Workaround: Upgrade to the latest-available kernel for your Red Hat or CentOS release to avoid the above system panic.

149789783 Resource Groups Significant Pivotal Greenplum performance degradation has been observed when enabling resource group-based workload management (an experimental feature) on RedHat 6.x, CentOS 6.x, and SuSE 11 systems. This issue is caused by a Linux cgroup kernel bug. This kernel bug has been fixed in CentOS 7.x and Red Hat 7.x systems.

When resource groups are enabled on systems with an affected kernel, there can be a delay of 1 second or longer when starting a transaction or a query. The delay is caused by a Linux cgroup kernel bug where a synchronization mechanism called synchronize_sched is abused when a process is attached to a cgroup. See http://www.spinics.net/lists/cgroups/msg05708.html and https://lkml.org/lkml/2013/1/14/97 for more information.

The issue causes single attachment operations to take longer and also causes all concurrent attachments to be executed in sequence. For example, one process attachment could take about 0.01 second. When concurrently attaching 100 processes, the fastest process attachment takes 0.01 second and the slowest takes about 1 second. Pivotal Greenplum performs process attachments when a transaction or queries are started. So the performance degradation is dependent on concurrent started transactions or queries, and not related to concurrent running queries. Also Pivotal Greenplum has optimizations to bypass the rewriting when a QE is reused by multiple queries in the same session.

Workaround: This bug does not affect CentOS 7.x and Red Hat 7.x systems.

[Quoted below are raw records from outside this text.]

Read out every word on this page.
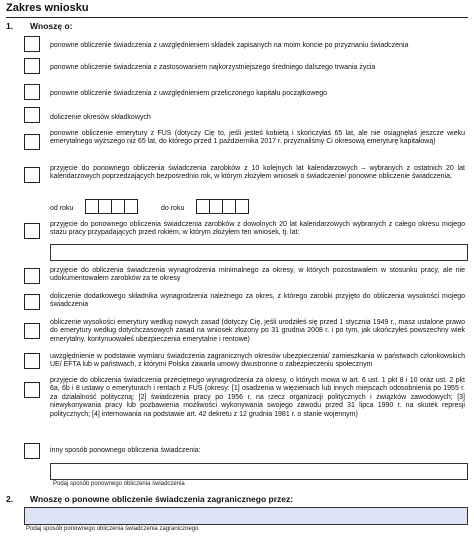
Zakres wniosku
1. Wnoszę o:
ponowne obliczenie świadczenia z uwzględnieniem składek zapisanych na moim koncie po przyznaniu świadczenia
ponowne obliczenie świadczenia z zastosowaniem najkorzystniejszego średniego dalszego trwania życia
ponowne obliczenie świadczenia z uwzględnieniem przeliczonego kapitału początkowego
doliczenie okresów składkowych
ponowne obliczenie emerytury z FUS (dotyczy Cię to, jeśli jesteś kobietą i skończyłaś 65 lat, ale nie osiągnęłaś jeszcze wieku emerytalnego wyższego niż 65 lat, do którego przed 1 października 2017 r. przyznaliśmy Ci okresową emeryturę kapitałową)
przyjęcie do ponownego obliczenia świadczenia zarobków z 10 kolejnych lat kalendarzowych – wybranych z ostatnich 20 lat kalendarzowych poprzedzających bezpośrednio rok, w którym złożyłem wniosek o świadczenie/ ponowne obliczenie świadczenia,
od roku	do roku
przyjęcie do ponownego obliczenia świadczenia zarobków z dowolnych 20 lat kalendarzowych wybranych z całego okresu mojego stażu pracy przypadających przed rokiem, w którym złożyłem ten wniosek, tj. lat:
przyjęcie do obliczenia świadczenia wynagrodzenia minimalnego za okresy, w których pozostawałem w stosunku pracy, ale nie udokumentowałem zarobków za te okresy
doliczenie dodatkowego składnika wynagrodzenia należnego za okres, z którego zarobki przyjęto do obliczenia wysokości mojego świadczenia
obliczenie wysokości emerytury według nowych zasad (dotyczy Cię, jeśli urodziłeś się przed 1 stycznia 1949 r., masz ustalone prawo do emerytury według dotychczasowych zasad na wniosek złożony po 31 grudnia 2008 r. i po tym, jak ukończyłeś powszechny wiek emerytalny, kontynuowałeś ubezpieczenia emerytalne i rentowe)
uwzględnienie w podstawie wymiaru świadczenia zagranicznych okresów ubezpieczenia/ zamieszkania w państwach członkowskich UE/ EFTA lub w państwach, z którymi Polska zawarła umowy dwustronne o zabezpieczeniu społecznym
przyjęcie do obliczenia świadczenia przeciętnego wynagrodzenia za okresy, o których mowa w art. 6 ust. 1 pkt 8 i 10 oraz ust. 2 pkt 6a, 6b i 8 ustawy o emeryturach i rentach z FUS (okresy: [1] osadzenia w więzieniach lub innych miejscach odosobnienia po 1955 r. za działalność polityczną; [2] świadczenia pracy po 1956 r. na rzecz organizacji politycznych i związków zawodowych; [3] niewykonywania pracy lub pozbawienia możliwości wykonywania swojego zawodu przed 31 lipca 1990 r. na skutek represji politycznych; [4] internowania na podstawie art. 42 dekretu z 12 grudnia 1981 r. o stanie wojennym)
inny sposób ponownego obliczenia świadczenia:
Podaj sposób ponownego obliczenia świadczenia
2. Wnoszę o ponowne obliczenie świadczenia zagranicznego przez:
Podaj sposób ponownego obliczenia świadczenia zagranicznego
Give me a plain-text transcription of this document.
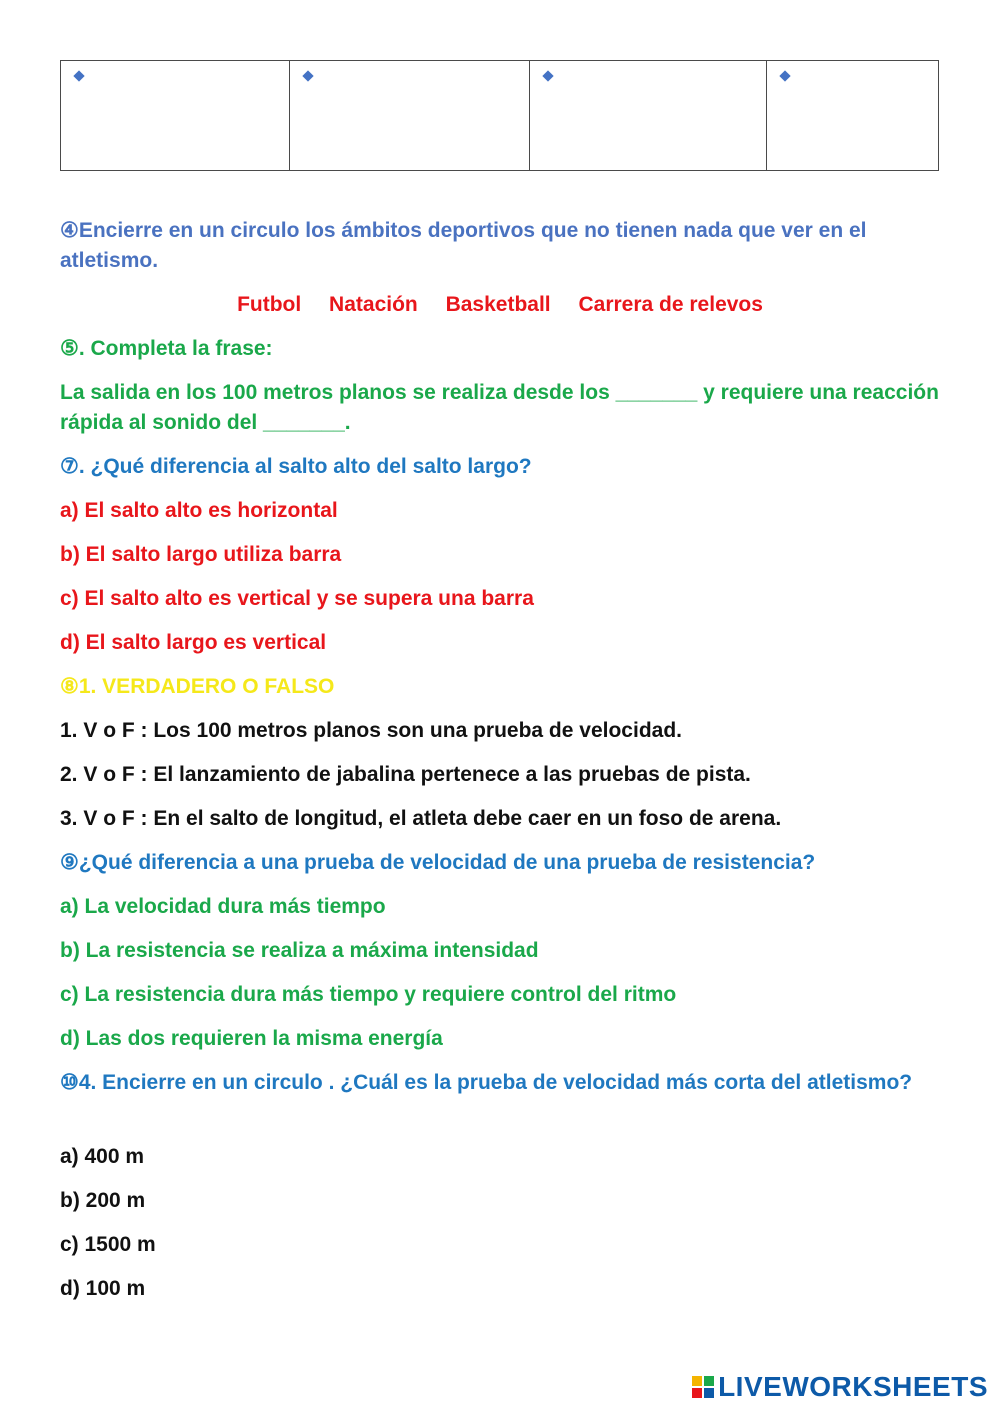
④Encierre en un circulo los ámbitos deportivos que no tienen nada que ver en el atletismo.
Futbol Natación Basketball Carrera de relevos
⑤. Completa la frase:
La salida en los 100 metros planos se realiza desde los _______ y requiere una reacción rápida al sonido del _______.
⑦. ¿Qué diferencia al salto alto del salto largo?
a) El salto alto es horizontal
b) El salto largo utiliza barra
c) El salto alto es vertical y se supera una barra
d) El salto largo es vertical
⑧1. VERDADERO O FALSO
1. V o F : Los 100 metros planos son una prueba de velocidad.
2. V o F : El lanzamiento de jabalina pertenece a las pruebas de pista.
3. V o F : En el salto de longitud, el atleta debe caer en un foso de arena.
⑨¿Qué diferencia a una prueba de velocidad de una prueba de resistencia?
a) La velocidad dura más tiempo
b) La resistencia se realiza a máxima intensidad
c) La resistencia dura más tiempo y requiere control del ritmo
d) Las dos requieren la misma energía
⑩4. Encierre en un circulo . ¿Cuál es la prueba de velocidad más corta del atletismo?
a) 400 m
b) 200 m
c) 1500 m
d) 100 m
LIVEWORKSHEETS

If you use RedHat 6 and the performance with resource groups is acceptable for your use case, upgrade your kernel to version 2.6.32-696 or higher to benefit from other fixes to the cgroups implementation.

SuSE 11 does not have a kernel version that resolves this issue.

149970753 Resource Groups The gpcrondump and gpdbrestore utilities do not backup or restore configuration information for the experimental Resource Groups feature.

Workaround: If you need to preserve your resource groups configuration, store the associated SQL commands in a separate file and manually apply the commands after restoring from a backup.

150906510 Backup and Restore Greenplum Database and later backups contain the following line in the backup files:
SET gp_strict_xml_parse = false;

However, Greenplum Database 5.0.0 does not have a parameter named gp_strict_xml_parse. When you restore the 4.3 backup set to the 5.0.0 cluster, you may see the warning:

[WARNING]:-gpdbrestore finished but ERRORS were found, please check the restore report file for details

Also, the report file may contain the error:

ERROR:  unrecognized configuration parameter "gp_strict_xml_parse"

These warnings and errors do not affect the restoration procedure, and can be ignored.